Bigelow was frequently seen on the New York stage in musical comedies. In the 1894-1895 season he starred in Little Christopher, and immediately following this appeared in Excelsior, Jr. in the 1895-1896 season. In 1896 he portrayed Mr. Ebenezer Honeycomb in The Girl from Paris at the Herald Square Theatre. He performed alongside Anna Held in Florenz Ziegfeld, Jr.'s revival of The French Maid in 1899 and received rave reviews. In 1901-1902 he starred as Gustave in Reginald De Koven's The Little Duchess at the Casino Theatre. He subsequently returned to that theater in An English Daisy (1904, as Daniel Crab).

In 1904 Bigelow starred as Peter Pudge in Paul West and John W. Bratton's The Man from China at the Majestic Theatre, and Sandy Walker in Edgar Smith's Higgledy-Piggledy at Weber and Fields' Broadway Music Hall. He subsequently returned to Weber and Fields as Ratty McGown in The College Widower (1905), Ebenezer Dodge in Twiddle-Twaddle (1906), and Theobald in Alma, Where Do You Live? (1910). In 1906-1907 he performed the role of Silas Goldfinch in Max Hoffman, Sr.'s A Parisian Model at the Broadway Theatre; returning to that theater in 1908 as Joachim XIII in A Waltz Dream. He appeared at the New York Theatre in 1908 as Ezra Pettingill and Pompignac in Ludwig Englander's musical Miss Innocence.

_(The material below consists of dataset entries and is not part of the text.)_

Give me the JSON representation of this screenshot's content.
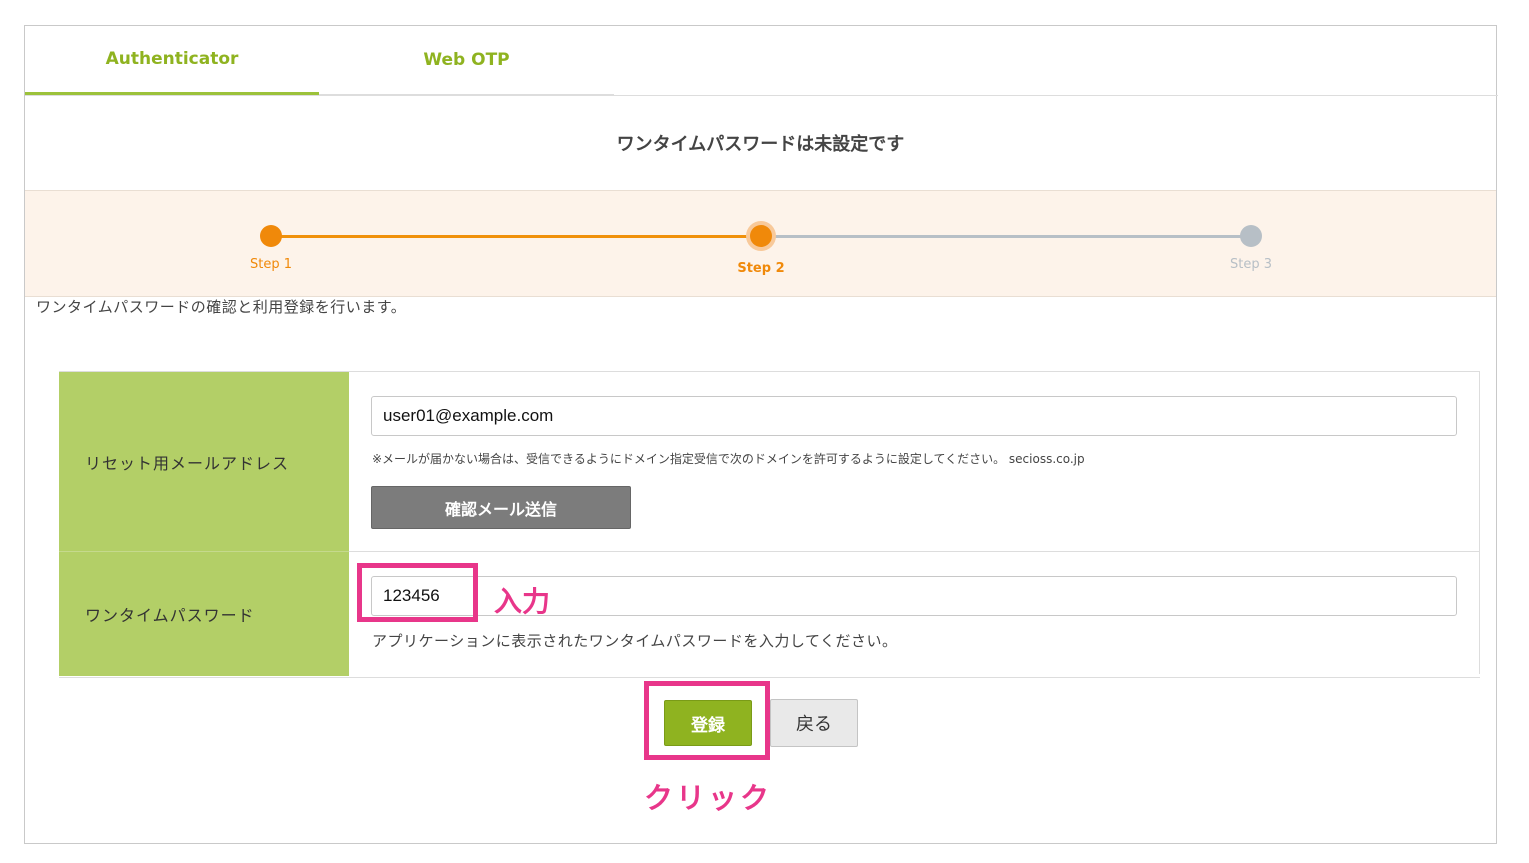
{
  "tabs": [
    {
      "label": "Authenticator",
      "active": true
    },
    {
      "label": "Web OTP",
      "active": false
    }
  ],
  "status_title": "ワンタイムパスワードは未設定です",
  "steps": {
    "items": [
      "Step 1",
      "Step 2",
      "Step 3"
    ],
    "current": 2
  },
  "intro": "ワンタイムパスワードの確認と利用登録を行います。",
  "form": {
    "email_label": "リセット用メールアドレス",
    "email_value": "user01@example.com",
    "email_note": "※メールが届かない場合は、受信できるようにドメイン指定受信で次のドメインを許可するように設定してください。 secioss.co.jp",
    "send_button": "確認メール送信",
    "otp_label": "ワンタイムパスワード",
    "otp_value": "123456",
    "otp_help": "アプリケーションに表示されたワンタイムパスワードを入力してください。"
  },
  "buttons": {
    "register": "登録",
    "back": "戻る"
  },
  "annotations": {
    "input": "入力",
    "click": "クリック",
    "color": "#e8368a"
  },
  "colors": {
    "accent_green": "#8fb320",
    "label_bg": "#b3cf67",
    "step_active": "#f0890a",
    "step_inactive": "#b7bfc6"
  }
}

In his later career, Bigelow became unreliable and, after suffering a nervous breakdown, he was institutionalized in New York by his wife in December 1910. His final Broadway performance was in Carl Michael Ziehrer's The Kiss Waltz (1911) at the Casino Theatre. While performing in this show he became ill, and was taken to a sanatorium in Cambridge Springs, Pennsylvania for treatment. He died at Spencer Hospital in Meadville, Pennsylvania on March 12, 1912.